Release Date: April 16, 2014
BUFFALO, N.Y. – The University at Buffalo School of Management is collaborating with the School of Medicine and Biomedical Sciences to offer UB residents and fellows in any graduate medical education specialty an accelerated MBA program, starting this fall.
The only one in New York State and one of a few such programs in the nation, the Accelerated MBA for Residents/Fellows program is designed to help physicians develop the leadership and business skills they need to measure the quality of care, negotiate with third-party payers, manage medical practices efficiently and help lead the health care system in the future.
To learn more about the program, directors, residents and fellows in a UB Graduate Medical Education residency or fellowship are invited to attend an evening reception from 6-8:30 p.m. on April 30 at the 31 Club, 31 North Johnson Park in Buffalo. To register, visit mgt.buffalo.edu/gmemba.
The informal event will allow UB residency directors, residents and fellows to learn about the MBA program. School of Management faculty and staff will be available and Jurriaan de Jong, PhD, assistant professor of operations and strategy in the School of Management, who specializes in health care supply chain management, will give a brief talk.
“As the economics of medicine evolve with health care reform, physicians with MBA degrees will be ahead of the curve,” says Arjang Assad, dean of the UB School of Management. “The program will provide future medical professionals with the critical management skills they’ll need as they take their place as health care administrators, practice clinicians or managers, medical or health services managers and industry thought-leaders.”

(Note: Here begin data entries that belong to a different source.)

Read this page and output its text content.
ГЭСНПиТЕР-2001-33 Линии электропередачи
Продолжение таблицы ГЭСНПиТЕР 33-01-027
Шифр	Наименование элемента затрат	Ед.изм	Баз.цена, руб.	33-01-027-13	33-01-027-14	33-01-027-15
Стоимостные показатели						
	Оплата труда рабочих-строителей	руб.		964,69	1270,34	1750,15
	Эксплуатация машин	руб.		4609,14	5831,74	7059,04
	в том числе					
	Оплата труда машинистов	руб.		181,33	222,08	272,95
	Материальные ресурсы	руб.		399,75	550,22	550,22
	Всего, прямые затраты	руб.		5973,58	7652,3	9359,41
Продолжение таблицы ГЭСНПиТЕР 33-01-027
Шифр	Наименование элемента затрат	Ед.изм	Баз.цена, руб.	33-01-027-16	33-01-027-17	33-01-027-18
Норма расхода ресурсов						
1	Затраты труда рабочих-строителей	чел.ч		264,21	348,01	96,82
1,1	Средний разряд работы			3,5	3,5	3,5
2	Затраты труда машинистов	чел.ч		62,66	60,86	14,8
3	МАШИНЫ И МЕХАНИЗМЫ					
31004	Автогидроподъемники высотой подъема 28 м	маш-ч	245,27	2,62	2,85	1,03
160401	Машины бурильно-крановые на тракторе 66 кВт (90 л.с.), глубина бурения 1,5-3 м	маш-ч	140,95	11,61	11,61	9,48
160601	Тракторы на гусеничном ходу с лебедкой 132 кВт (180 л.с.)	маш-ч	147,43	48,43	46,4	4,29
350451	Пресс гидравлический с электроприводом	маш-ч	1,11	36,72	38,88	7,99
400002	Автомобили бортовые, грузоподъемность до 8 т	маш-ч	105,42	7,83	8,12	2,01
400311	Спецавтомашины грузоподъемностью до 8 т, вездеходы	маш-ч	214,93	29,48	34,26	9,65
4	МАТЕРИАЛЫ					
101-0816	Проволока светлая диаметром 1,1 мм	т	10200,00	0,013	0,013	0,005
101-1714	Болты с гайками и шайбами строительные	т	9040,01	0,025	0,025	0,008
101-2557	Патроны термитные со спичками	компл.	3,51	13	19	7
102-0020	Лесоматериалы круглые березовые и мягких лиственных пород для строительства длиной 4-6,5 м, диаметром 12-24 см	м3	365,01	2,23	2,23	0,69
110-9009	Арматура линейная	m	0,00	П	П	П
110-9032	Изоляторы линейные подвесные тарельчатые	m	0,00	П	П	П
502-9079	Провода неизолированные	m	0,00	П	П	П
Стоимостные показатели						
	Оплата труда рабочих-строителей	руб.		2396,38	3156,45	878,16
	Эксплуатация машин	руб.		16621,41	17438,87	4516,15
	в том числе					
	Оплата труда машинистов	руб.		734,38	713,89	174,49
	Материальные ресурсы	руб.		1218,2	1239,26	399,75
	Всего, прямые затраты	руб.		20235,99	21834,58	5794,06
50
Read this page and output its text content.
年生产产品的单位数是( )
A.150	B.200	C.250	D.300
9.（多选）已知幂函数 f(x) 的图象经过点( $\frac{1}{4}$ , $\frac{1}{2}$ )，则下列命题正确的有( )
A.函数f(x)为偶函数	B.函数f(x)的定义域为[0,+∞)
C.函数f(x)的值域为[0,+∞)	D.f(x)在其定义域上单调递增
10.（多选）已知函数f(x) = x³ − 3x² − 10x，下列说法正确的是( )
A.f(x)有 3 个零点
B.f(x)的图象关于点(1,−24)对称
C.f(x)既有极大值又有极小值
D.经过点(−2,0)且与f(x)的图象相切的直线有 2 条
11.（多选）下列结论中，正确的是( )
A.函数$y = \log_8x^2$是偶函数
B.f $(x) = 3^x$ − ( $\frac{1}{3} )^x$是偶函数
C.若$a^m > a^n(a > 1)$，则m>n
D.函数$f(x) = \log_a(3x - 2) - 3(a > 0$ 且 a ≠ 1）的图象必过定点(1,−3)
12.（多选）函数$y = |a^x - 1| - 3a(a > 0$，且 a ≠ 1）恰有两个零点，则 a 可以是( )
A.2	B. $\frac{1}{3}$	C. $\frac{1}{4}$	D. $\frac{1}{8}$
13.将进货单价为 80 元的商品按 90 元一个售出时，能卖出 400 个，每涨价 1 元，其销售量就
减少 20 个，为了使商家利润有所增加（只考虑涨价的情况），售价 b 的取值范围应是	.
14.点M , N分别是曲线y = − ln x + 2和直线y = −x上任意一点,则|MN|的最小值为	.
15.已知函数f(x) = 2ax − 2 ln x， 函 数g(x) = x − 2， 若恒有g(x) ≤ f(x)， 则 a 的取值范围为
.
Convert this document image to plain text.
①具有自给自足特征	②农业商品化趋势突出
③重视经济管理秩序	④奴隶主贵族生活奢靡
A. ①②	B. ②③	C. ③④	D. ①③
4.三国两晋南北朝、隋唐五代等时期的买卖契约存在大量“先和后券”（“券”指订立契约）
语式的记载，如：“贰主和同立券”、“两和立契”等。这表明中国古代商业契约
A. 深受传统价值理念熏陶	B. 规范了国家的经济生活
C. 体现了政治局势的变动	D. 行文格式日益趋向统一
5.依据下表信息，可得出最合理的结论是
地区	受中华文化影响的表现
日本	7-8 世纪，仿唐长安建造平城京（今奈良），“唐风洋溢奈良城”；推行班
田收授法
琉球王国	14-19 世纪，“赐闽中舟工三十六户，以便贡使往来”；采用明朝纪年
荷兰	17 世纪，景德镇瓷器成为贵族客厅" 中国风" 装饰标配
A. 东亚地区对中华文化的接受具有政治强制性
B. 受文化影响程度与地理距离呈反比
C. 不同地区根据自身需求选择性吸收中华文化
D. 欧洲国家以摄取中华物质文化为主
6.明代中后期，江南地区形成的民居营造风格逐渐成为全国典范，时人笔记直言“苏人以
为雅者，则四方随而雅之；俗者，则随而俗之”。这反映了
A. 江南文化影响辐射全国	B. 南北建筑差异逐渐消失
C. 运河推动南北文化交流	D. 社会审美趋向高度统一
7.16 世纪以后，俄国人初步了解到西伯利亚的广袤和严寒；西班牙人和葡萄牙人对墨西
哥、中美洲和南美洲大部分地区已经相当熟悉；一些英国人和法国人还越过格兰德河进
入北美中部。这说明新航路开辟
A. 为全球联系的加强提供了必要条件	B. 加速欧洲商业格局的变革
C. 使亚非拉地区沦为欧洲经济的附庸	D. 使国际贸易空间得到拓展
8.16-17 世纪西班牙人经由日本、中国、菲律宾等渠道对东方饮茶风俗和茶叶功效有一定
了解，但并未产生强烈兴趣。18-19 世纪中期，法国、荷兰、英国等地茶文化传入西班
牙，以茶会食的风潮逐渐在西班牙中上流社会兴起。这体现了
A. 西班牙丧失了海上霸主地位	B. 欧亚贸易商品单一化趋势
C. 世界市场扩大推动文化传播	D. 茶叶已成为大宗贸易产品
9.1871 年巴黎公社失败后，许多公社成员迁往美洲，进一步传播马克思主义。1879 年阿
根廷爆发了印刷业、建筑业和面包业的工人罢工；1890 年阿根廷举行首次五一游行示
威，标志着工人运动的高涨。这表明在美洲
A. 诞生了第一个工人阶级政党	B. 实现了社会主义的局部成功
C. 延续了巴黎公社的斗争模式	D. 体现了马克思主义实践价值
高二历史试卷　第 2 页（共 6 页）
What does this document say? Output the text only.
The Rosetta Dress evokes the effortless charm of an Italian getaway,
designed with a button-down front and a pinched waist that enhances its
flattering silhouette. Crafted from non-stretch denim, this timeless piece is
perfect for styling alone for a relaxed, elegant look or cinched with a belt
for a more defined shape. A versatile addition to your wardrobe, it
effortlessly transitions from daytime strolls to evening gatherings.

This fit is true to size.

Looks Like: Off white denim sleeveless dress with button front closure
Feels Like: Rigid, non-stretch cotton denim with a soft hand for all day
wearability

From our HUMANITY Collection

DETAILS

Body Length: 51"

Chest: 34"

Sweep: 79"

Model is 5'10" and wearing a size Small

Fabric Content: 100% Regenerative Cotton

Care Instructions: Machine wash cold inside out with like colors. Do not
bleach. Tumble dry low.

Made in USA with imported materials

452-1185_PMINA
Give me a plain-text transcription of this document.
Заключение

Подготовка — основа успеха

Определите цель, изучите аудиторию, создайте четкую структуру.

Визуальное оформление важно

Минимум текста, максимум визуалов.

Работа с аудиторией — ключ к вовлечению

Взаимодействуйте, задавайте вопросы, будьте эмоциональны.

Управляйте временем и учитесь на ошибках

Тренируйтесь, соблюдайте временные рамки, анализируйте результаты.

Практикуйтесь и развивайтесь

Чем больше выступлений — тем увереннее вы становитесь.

Michael E. Cain, MD, vice president for health sciences and dean of the UB medical school, adds that the opportunity to complete both an MBA as well as a medical residency will be attractive to ambitious young physicians. “Very few medical schools nationwide are able to offer an accelerated MBA to their residents,” he says. “This MBA program will make UB’s residency programs attractive to competitive residency candidates who aspire toward leadership positions in health care.”
Participants must currently be in a residency program within the UB Office of Graduate Medical Education and separately apply to the School of Management. They can complete the program in approximately three semesters (instead of the typical four) and will receive an MBA degree at the end of their residence/fellowship training. Residents may begin their MBA coursework after the first year of residency and must complete the program before the end of their last year.
The new program complements the School of Management's current dual and collaborative degree programs in business and health (MD/MBA, DDS/MBA, etc.), and practicing physicians can take advantage of the established Executive MBA program.
For additional information on the Accelerated MBA for Residents/Fellows, please contact: Dr. Philip L. Glick, MD/MBA and vice chair, Department of Surgery at Glicklab@buffalo.edu or Jennifer VanLaeken, assistant director of recruitment, School of Management Graduate Programs, at firstname.lastname@example.org.
The UB School of Management is recognized for its emphasis on real-world learning, community and economic impact, and the global perspective of its faculty, students and alumni. The school also has been ranked by Bloomberg Businessweek, the Financial Times, Forbes and U.S. News and World Report for the quality of its programs and the return on investment it provides its graduates. For more information about the UB School of Management, visit mgt.buffalo.edu.
The University at Buffalo is a premier research-intensive public university, a flagship institution in the State University of New York system that is its largest and most comprehensive campus. UB’s more than 28,000 students pursue their academic interests through more than 300 undergraduate, graduate and professional degree programs. Founded in 1846, the University at Buffalo is a member of the Association of American Universities.